迦楼灵犀闻言冷笑一声,仿佛听见了什么极其荒谬之语:“我同你这乱臣贼子有什么好谈的?”
“比如……玉玺的下落?”
诸葛少陵笑道:“想必公主殿下一定知道它在什么地方吧?”
“或者,就藏在您的身上——?”
此言一出,迦楼灵犀面前一群叛军的脸色都变了,带着寒气的长矛齐齐指向了马上之人。
迦楼灵犀却丝毫不惧,握着马缰仰面朝着青空用奇怪的口音大喝了几声。
声音恍似狼嚎,却又带着莫名鼓舞人心的力量,她的身后随后传来此起彼伏的叫声,一时震如擂鼓。
她眼神狠厉,朝着诸葛少陵道:
“我一岁能走路,三岁便开始握枪,十岁便开始杀人,关西那帮络腮胡沙匪给我用长枪串着烤肉时,你们这群孙子还没出生呢——”
诸葛少陵好似对此并不意外,只是抿了抿唇:“既然如此,公主便来杀了我这个恶人吧。”
“只不过,要想杀了我,你得先跨过他的尸体。”
话音刚落,只见一名身形魁梧的男人沉默地来到了两军阵前,手上那副沧桑的鸳鸯刀上在雨中闪着凶光,刀柄处依稀可见一个用朱砂刻成的“许”字。
迦楼灵犀看见此人,神色竟然稍缓了一瞬,沉声道:
“许都尉,好久不见。”
第73章 石破天惊
她面前站着的,赫然是曾经大胥的二品奉车都尉许徽,亦是教导太子与公主习武的先生。
不得不说,诸葛少陵确实是好算计。
迦楼灵犀望着眼前面色青灰,两鬓生白的男人,在心里叹了一口气。
只可惜,这些年她作为女子的那副柔肠早就被大漠的风沙给锻得硬如铁石了,即使面对曾经朝夕相处的老师,她也不会有半分迟疑——
“许徽,你身为大胥北阳禁军的副统领,公然率陛下亲军与诸葛长史一同谋反,置这些禁军于不忠不义之地,本宫对你实在是大失所望!”
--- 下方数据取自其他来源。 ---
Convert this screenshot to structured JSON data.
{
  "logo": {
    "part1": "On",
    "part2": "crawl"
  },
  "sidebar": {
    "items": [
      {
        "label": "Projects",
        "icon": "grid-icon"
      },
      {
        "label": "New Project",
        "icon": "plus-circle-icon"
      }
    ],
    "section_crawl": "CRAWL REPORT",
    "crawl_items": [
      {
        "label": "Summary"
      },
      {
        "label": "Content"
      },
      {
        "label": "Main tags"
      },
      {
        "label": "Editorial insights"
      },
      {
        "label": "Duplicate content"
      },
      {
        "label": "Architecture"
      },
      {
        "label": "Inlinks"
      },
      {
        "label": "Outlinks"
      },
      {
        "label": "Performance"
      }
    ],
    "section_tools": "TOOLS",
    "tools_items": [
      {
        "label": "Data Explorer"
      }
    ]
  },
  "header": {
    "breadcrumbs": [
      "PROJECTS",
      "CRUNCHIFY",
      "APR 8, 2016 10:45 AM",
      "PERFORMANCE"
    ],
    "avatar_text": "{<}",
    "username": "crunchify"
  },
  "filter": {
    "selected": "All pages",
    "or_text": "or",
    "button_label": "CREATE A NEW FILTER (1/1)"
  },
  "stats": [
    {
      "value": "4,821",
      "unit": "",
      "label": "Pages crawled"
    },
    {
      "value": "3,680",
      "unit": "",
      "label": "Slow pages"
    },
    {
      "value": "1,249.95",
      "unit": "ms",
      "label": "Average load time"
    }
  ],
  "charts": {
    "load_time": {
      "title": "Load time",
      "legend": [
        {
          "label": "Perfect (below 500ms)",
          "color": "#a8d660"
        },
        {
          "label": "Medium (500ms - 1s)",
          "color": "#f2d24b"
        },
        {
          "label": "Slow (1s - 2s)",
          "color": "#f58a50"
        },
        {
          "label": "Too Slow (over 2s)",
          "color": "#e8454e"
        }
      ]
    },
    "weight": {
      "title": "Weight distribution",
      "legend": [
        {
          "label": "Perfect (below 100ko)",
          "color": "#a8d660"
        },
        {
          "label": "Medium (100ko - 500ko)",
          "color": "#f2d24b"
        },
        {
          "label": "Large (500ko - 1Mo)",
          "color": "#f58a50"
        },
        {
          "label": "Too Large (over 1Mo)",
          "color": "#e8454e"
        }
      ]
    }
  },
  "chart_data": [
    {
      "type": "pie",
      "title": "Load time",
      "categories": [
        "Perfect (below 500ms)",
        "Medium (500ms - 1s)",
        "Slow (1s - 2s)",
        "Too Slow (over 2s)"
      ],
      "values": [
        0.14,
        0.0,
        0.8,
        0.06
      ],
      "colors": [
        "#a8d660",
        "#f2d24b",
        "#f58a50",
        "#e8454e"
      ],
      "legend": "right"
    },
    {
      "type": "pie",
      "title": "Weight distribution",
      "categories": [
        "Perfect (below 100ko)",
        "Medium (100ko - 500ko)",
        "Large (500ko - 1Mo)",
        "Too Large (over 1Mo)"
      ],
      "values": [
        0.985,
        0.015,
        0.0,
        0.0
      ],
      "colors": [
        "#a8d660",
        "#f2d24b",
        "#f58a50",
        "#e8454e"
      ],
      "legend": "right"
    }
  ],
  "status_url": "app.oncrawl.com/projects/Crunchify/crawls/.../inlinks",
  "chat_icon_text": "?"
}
不料许徽听完迦楼灵犀的一通指斥后,面上隐隐竟闪过了一丝痛苦之色:
“臣有难处。”
迦楼灵犀指头一抹身后铁革枪鞘上的雨水,随即缓缓抽出了那柄赤缨长枪,矢尖对准了曾经的老师:
“何人没有难处?”
城楼上的诸葛少陵垂眼望见此番景象,笑了笑,自言自语道:“这算是‘同门操戈’么?”
许徽苦笑着摇了摇头,但手中却暗暗地握紧了刀柄:“公主还是太年轻了,不知道世间有太多事情不得已。”
“本宫确实年轻,但本宫也知道,有些事情……”迦楼灵犀跃身下马,戟身一转朝许徽刺去,眉目间全是坚忍之色:
“……即使不得已也一定不能做!!”
教坊内,气氛一时格外凝重。
徐达提议道:“公主现下已前往皇宫,我本让李敢众军士在城外暂候。现下机关匙下落不明,如此看来……是否有需要遣人去通知他去支援公主……?”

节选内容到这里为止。